Es también en 1875 cuando comienza la producción editorial especializada en ORL, con la traducción de Antelo del "Tratado de laringoscopia y rinoscopia" de Moure, al que seguirían numerosos trabajos y publicaciones periódicas. En 1896 se celebra en Madrid el primer Congreso Español de Otorrinolaringología, y en 1911 se constituye en Cataluña la primera Sociedad de ORL.
De aquella época es necesario destacar la figura de dos experimentados otorrinolaringólogos que el destino vincularía de una u otra forma, décadas más tarde, al inicio de la ORL moderna en Santa Cruz de Tenerife. Por un lado, el doctor Luciano Barajas y Gallego (1864-1920), discípulo del primer otorrinolaringólogo español, el doctor Rafael Ariza y Espejo (1826-1887); y fundador de la Clínica Ntra. Sra. del Carmen, en Madrid, el primer centro asistencial privado de ORL del país. Él fue quien inició al brillante doctor Antonio García Tapia (1875-1950), considerado sin duda alguna como el definitivo impulsor de la ORL moderna en España, con quien la especialidad adquirió proyección y relevancia internacional.
Por otro lado, la figura del doctor Adolfo Hinojar, primer presidente de la Sociedad Española de ORL, fundada en 1949, bajo cuyo mandato se discutió por primera vez la implantación del título de especialista, y la repercusión que sobre la medicina privada tendría el recién creado Seguro Obligatorio de Enfermedad.
Al hijo del primero, el doctor Fernando Barajas Vilches, y a un discípulo del segundo, el doctor Juan Vidal Torres, debemos el nacimiento y desarrollo de la ORL moderna en nuestra provincia y, probablemente, en todo el Archipiélago. De forma unánime se les reconoce hoy como los primeros médicos que ejercieron la especialidad propiamente dicha.

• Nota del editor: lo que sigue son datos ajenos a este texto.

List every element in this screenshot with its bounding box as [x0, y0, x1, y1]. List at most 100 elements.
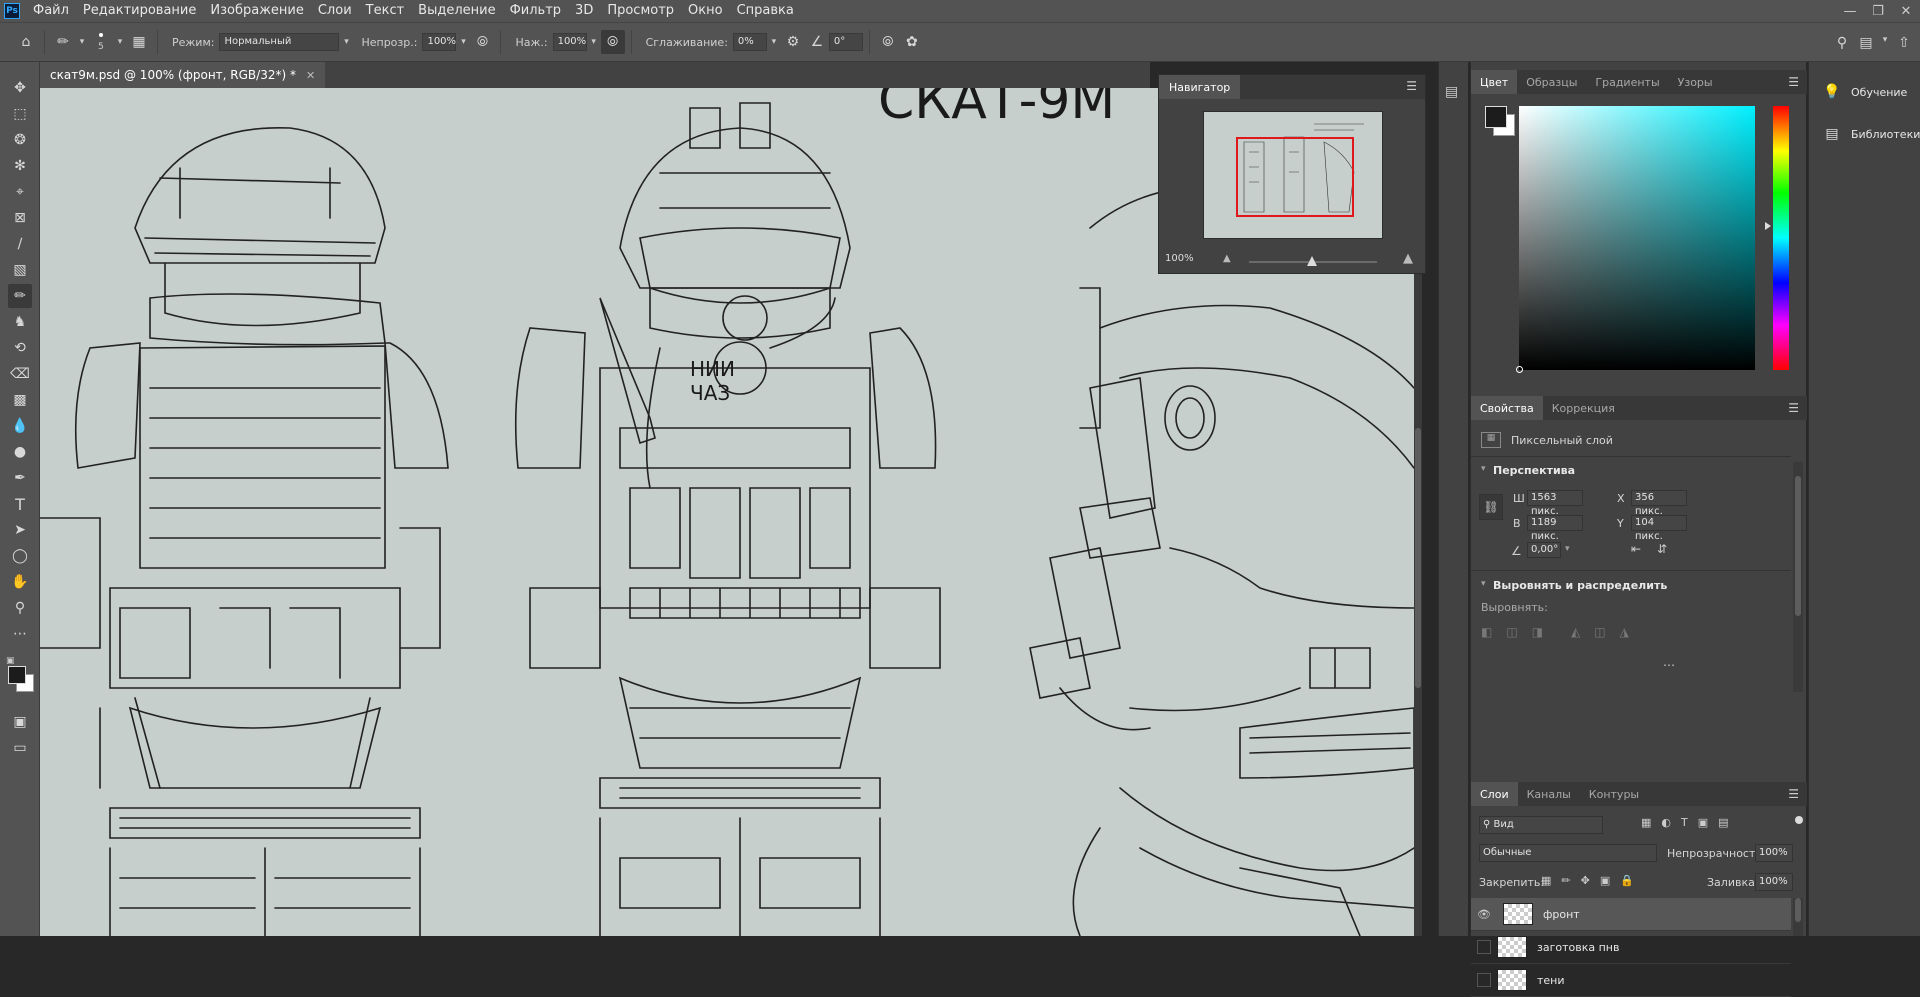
scrollbar-thumb[interactable]: [1795, 476, 1801, 616]
default-colors-icon[interactable]: ▣: [6, 656, 15, 666]
visibility-toggle[interactable]: [1477, 940, 1491, 954]
filter-toggle-icon[interactable]: [1795, 816, 1803, 824]
history-brush-tool-icon[interactable]: ⟲: [8, 336, 32, 360]
angle-field[interactable]: 0°: [828, 33, 863, 51]
lock-artboard-icon[interactable]: ▣: [1600, 874, 1610, 887]
filter-adjustment-icon[interactable]: ◐: [1661, 816, 1671, 829]
document-tab[interactable]: скат9м.psd @ 100% (фронт, RGB/32*) * ✕: [40, 62, 326, 88]
frame-tool-icon[interactable]: ⊠: [8, 206, 32, 230]
lock-all-icon[interactable]: 🔒: [1620, 874, 1634, 887]
chevron-down-icon[interactable]: ▾: [339, 33, 353, 51]
history-panel-icon[interactable]: ▤: [1445, 84, 1458, 100]
navigator-zoom-slider[interactable]: [1249, 256, 1377, 266]
tab-channels[interactable]: Каналы: [1518, 782, 1580, 806]
menu-edit[interactable]: Редактирование: [76, 0, 203, 22]
filter-type-icon[interactable]: T: [1681, 816, 1688, 829]
lasso-tool-icon[interactable]: ❂: [8, 128, 32, 152]
path-select-tool-icon[interactable]: ➤: [8, 518, 32, 542]
panel-menu-icon[interactable]: ☰: [1788, 401, 1799, 415]
lock-transparency-icon[interactable]: ▦: [1541, 874, 1551, 887]
scrollbar-thumb[interactable]: [1795, 898, 1801, 922]
chevron-down-icon[interactable]: ▾: [75, 33, 89, 51]
hand-tool-icon[interactable]: ✋: [8, 570, 32, 594]
move-tool-icon[interactable]: ✥: [8, 76, 32, 100]
search-icon[interactable]: ⚲: [1830, 31, 1854, 55]
navigator-preview[interactable]: [1203, 111, 1383, 239]
chevron-down-icon[interactable]: ▾: [1565, 544, 1570, 554]
pressure-size-icon[interactable]: ⦾: [876, 30, 900, 54]
tab-gradients[interactable]: Градиенты: [1586, 70, 1668, 94]
menu-filter[interactable]: Фильтр: [503, 0, 568, 22]
chevron-down-icon[interactable]: ▾: [456, 33, 470, 51]
filter-shape-icon[interactable]: ▣: [1698, 816, 1708, 829]
zoom-in-icon[interactable]: ▲: [1403, 251, 1413, 266]
ellipse-tool-icon[interactable]: ◯: [8, 544, 32, 568]
menu-help[interactable]: Справка: [730, 0, 801, 22]
hue-marker[interactable]: [1765, 222, 1771, 230]
gradient-tool-icon[interactable]: ▩: [8, 388, 32, 412]
align-right-icon[interactable]: ◨: [1532, 625, 1543, 639]
eye-icon[interactable]: 👁: [1471, 908, 1497, 921]
blur-tool-icon[interactable]: 💧: [8, 414, 32, 438]
chevron-down-icon[interactable]: ▾: [1481, 579, 1486, 589]
flip-vertical-icon[interactable]: ⇵: [1657, 542, 1667, 556]
symmetry-icon[interactable]: ✿: [900, 30, 924, 54]
gear-icon[interactable]: ⚙: [781, 30, 805, 54]
angle-field[interactable]: 0,00°: [1527, 542, 1561, 558]
tab-properties[interactable]: Свойства: [1471, 396, 1543, 420]
home-icon[interactable]: ⌂: [14, 30, 38, 54]
hue-slider[interactable]: [1773, 106, 1789, 370]
close-tab-icon[interactable]: ✕: [306, 69, 315, 82]
color-picker-field[interactable]: [1516, 106, 1755, 373]
dodge-tool-icon[interactable]: ●: [8, 440, 32, 464]
chevron-down-icon[interactable]: ▾: [1481, 464, 1486, 474]
minimize-icon[interactable]: —: [1836, 0, 1864, 22]
lock-pixels-icon[interactable]: ✏: [1561, 874, 1570, 887]
tab-color[interactable]: Цвет: [1471, 70, 1518, 94]
type-tool-icon[interactable]: T: [8, 492, 32, 516]
zoom-tool-icon[interactable]: ⚲: [8, 596, 32, 620]
pen-tool-icon[interactable]: ✒: [8, 466, 32, 490]
screen-mode-icon[interactable]: ▭: [8, 736, 32, 760]
libraries-item[interactable]: ▤ Библиотеки: [1809, 118, 1920, 150]
eyedropper-tool-icon[interactable]: ∕: [8, 232, 32, 256]
tab-layers[interactable]: Слои: [1471, 782, 1518, 806]
align-center-icon[interactable]: ◫: [1506, 625, 1517, 639]
panel-menu-icon[interactable]: ☰: [1788, 75, 1799, 89]
y-field[interactable]: 104 пикс.: [1631, 515, 1687, 542]
chevron-down-icon[interactable]: ▾: [767, 33, 781, 51]
healing-brush-tool-icon[interactable]: ▧: [8, 258, 32, 282]
brush-tool-icon[interactable]: ✏: [51, 30, 75, 54]
more-tools-icon[interactable]: ⋯: [8, 622, 32, 646]
zoom-out-icon[interactable]: ▲: [1223, 253, 1231, 264]
blend-mode-select[interactable]: Обычные: [1479, 844, 1657, 862]
scrollbar-thumb[interactable]: [1415, 428, 1421, 688]
restore-icon[interactable]: ❐: [1864, 0, 1892, 22]
visibility-toggle[interactable]: [1477, 973, 1491, 987]
panel-menu-icon[interactable]: ☰: [1788, 787, 1799, 801]
chevron-down-icon[interactable]: ▾: [587, 33, 601, 51]
color-cursor[interactable]: [1516, 366, 1523, 373]
align-bottom-icon[interactable]: ◮: [1620, 625, 1629, 639]
quick-mask-icon[interactable]: ▣: [8, 710, 32, 734]
layer-filter-select[interactable]: ⚲ Вид: [1479, 816, 1603, 834]
airbrush-icon[interactable]: ⦾: [600, 30, 625, 54]
panel-menu-icon[interactable]: ☰: [1406, 79, 1417, 93]
tab-swatches[interactable]: Образцы: [1517, 70, 1586, 94]
properties-scrollbar[interactable]: [1793, 462, 1803, 692]
foreground-color-swatch[interactable]: [1485, 106, 1507, 128]
align-top-icon[interactable]: ◭: [1571, 625, 1580, 639]
brush-settings-icon[interactable]: ▦: [127, 30, 151, 54]
flip-horizontal-icon[interactable]: ⇤: [1631, 542, 1641, 556]
filter-smart-object-icon[interactable]: ▤: [1718, 816, 1728, 829]
slider-handle[interactable]: [1307, 256, 1317, 266]
menu-text[interactable]: Текст: [359, 0, 412, 22]
tab-adjustments[interactable]: Коррекция: [1543, 396, 1624, 420]
chevron-down-icon[interactable]: ▾: [113, 33, 127, 51]
clone-stamp-tool-icon[interactable]: ♞: [8, 310, 32, 334]
pressure-opacity-icon[interactable]: ⦾: [470, 30, 494, 54]
workspace-icon[interactable]: ▤: [1854, 31, 1878, 55]
share-icon[interactable]: ⇧: [1892, 31, 1916, 55]
layer-opacity-field[interactable]: 100%: [1755, 844, 1793, 862]
foreground-color-swatch[interactable]: [8, 666, 26, 684]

Fernando Barajas Vilches llegó a Tenerife en el año 1926, animado por su compañero de estudios el doctor Capote, consciente de las carencias que entonces presentaba la ORL en nuestra tierra. Nacido en Madrid, tuvo que completar su formación bajo la dirección de su hermano José María, debido al prematuro fallecimiento de su padre.
La primera clínica de ORL
En 1929 fundó la primera clínica de ORL de la provincia, en el número 5 de la céntrica calle Pérez de Rosas, donde muy pronto se ganó el reconocimiento y afecto de la sociedad, no sólo por su dominio de la ciencia, sino también por su enorme humanidad. Fue otorrinolaringólogo municipal hasta el año 1936, en que fue apartado del cargo por su afiliación al Partido Socialista. A pesar de ello, continuó proyectando a diario sus ideas socialmente progresistas, ofreciendo tratamiento gratuito en su clínica a quienes no podían costearse una sanidad privada. Fallecido en el año 1955, su ejemplo tuvo continuidad en sus hijos Fernando (también fallecido) y Juan José Barajas Prat; y su entrañable recuerdo sigue vivo en la memoria colectiva de nuestra población.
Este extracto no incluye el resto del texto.